Estão as sanções económicas que iam "vergar a Rússia" mesmo a afetá-la muito?

CNN , Análise por Clare Sebastian
28 ago 2022, 15:07
Russos nas ruas de Moscovo na guerra

ANÁLISE. "Queima mais lenta". A Rússia esquiva-se ao colapso económico mas o declínio já começou

Seis meses após a invasão da Ucrânia, a Rússia está atolada numa guerra de atrito que não antecipou, mas está a ter sucesso noutra frente - a sua economia dependente do petróleo está numa profunda recessão, mas mostra-se muito mais resistente do que o esperado.

"Estou a conduzir através de Moscovo e vejo os mesmos engarrafamentos de trânsito de antes", diz Andrey Nechaev, que foi ministro da Economia da Rússia no início dos anos 90.

A prontidão da China e da Índia para obter petróleo russo barato ajudou, mas Nechaev e outros analistas dizem que a economia russa começou a declinar e provavelmente enfrenta um prolongado período de estagnação em consequência das sanções ocidentais.

À superfície, não mudou muita coisa, excepto algumas frentes de loja vazias que em tempos abrigaram marcas ocidentais que fugiram do país às centenas.

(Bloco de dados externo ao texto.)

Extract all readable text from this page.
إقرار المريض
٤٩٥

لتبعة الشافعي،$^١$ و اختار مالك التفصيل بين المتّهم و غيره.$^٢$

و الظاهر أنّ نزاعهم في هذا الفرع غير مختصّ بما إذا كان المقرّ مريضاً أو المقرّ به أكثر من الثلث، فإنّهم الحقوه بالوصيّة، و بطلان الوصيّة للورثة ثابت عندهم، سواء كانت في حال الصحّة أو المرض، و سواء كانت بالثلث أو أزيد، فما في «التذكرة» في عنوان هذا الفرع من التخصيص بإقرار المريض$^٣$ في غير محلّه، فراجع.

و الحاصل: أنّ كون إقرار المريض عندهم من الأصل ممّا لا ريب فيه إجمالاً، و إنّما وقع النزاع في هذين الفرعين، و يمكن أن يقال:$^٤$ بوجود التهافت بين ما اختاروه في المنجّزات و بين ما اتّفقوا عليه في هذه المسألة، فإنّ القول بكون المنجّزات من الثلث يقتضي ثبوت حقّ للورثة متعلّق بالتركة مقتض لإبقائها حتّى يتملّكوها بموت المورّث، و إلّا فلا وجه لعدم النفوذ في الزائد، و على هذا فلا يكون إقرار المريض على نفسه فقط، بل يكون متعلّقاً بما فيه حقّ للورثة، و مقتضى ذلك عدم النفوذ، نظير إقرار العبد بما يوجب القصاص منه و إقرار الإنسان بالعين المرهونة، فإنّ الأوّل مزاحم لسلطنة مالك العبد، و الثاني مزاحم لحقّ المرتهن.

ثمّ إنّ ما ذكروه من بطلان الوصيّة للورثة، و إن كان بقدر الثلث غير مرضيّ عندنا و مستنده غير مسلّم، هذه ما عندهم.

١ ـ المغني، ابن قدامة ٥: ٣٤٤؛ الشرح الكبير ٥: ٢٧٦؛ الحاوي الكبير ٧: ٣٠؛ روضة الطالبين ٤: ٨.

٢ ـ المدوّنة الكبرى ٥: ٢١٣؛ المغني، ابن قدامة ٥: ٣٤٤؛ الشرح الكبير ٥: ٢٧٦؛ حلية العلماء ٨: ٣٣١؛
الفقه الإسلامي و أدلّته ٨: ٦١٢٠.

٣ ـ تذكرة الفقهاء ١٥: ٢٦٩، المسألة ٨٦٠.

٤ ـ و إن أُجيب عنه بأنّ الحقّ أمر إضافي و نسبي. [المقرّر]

A McDonalds chama-se agora "Vkusno i tochka", ou "Saboroso, e é isso" e os cafés Starbucks estão agora a reabrir gradualmente sob a mal disfarçada marca Stars Coffee.

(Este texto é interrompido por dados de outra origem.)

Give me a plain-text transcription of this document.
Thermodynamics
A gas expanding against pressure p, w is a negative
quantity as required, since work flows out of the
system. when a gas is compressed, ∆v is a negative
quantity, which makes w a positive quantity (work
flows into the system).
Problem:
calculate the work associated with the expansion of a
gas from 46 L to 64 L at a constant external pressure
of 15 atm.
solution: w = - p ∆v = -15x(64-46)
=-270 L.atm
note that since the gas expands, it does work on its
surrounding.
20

O êxodo das empresas ocidentais, e a onda após onda de sanções ocidentais, que visam as vitais exportações de energia da Rússia e o seu sistema financeiro, estão a causar impacto, mas não da forma que muitos esperavam.

Nechaev, que presidiu a alguns dos períodos económicos mais turbulentos da Rússia e ajudou a orientar a sua transição para uma economia de mercado, atribui parte do crédito ao banco central.

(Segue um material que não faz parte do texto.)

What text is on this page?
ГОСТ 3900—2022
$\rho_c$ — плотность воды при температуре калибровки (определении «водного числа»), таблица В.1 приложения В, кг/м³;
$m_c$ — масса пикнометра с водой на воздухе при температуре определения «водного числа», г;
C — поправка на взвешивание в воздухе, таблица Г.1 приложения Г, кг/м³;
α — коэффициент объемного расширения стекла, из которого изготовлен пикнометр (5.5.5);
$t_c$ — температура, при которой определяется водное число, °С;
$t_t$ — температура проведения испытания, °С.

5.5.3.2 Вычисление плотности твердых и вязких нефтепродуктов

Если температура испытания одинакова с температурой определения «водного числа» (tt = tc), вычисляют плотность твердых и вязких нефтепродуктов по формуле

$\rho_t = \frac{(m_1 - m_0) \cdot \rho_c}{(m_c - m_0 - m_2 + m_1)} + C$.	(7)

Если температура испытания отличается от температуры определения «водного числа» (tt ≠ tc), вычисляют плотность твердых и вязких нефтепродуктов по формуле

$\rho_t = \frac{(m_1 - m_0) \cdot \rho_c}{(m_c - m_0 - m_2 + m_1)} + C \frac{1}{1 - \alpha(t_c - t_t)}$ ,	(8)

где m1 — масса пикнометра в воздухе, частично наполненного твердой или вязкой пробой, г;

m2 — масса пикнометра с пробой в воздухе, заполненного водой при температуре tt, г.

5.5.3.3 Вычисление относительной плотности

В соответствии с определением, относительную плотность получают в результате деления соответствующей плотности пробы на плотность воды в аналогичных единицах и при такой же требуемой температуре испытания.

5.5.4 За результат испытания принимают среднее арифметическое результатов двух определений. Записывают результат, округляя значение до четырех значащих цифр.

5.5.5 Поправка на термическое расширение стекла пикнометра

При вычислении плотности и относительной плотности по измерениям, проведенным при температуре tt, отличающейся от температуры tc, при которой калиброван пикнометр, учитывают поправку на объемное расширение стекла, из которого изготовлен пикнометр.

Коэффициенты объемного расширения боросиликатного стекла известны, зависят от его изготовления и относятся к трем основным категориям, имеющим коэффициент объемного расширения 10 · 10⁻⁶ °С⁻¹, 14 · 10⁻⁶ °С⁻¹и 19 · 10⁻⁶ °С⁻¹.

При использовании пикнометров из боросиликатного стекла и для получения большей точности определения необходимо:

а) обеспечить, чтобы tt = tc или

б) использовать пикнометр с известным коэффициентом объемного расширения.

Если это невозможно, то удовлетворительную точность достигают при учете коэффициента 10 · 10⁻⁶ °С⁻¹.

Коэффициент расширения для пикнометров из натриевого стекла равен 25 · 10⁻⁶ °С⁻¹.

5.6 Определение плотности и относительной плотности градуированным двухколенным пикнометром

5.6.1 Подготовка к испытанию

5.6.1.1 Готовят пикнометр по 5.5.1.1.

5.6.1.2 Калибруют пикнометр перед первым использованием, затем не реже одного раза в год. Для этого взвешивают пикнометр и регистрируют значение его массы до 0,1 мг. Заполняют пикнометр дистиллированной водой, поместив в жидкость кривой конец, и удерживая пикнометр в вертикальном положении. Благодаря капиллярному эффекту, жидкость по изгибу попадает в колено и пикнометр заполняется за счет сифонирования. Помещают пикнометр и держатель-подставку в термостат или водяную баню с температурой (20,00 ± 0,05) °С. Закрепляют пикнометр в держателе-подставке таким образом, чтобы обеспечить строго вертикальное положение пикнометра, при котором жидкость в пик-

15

O rublo caiu para um recorde em baixa face o dólar americano no início deste ano, na sequência da invasão, quando o Ocidente congelou cerca de metade das reservas de moeda estrangeira da Rússia, no valor de 600 mil milhões de dólares. Mas recuperou desde então para o seu nível mais forte em relação ao dólar americano desde 2018. (Lembra-se da ameaça do Presidente Joe Biden de o reduzir a "escombros"?...)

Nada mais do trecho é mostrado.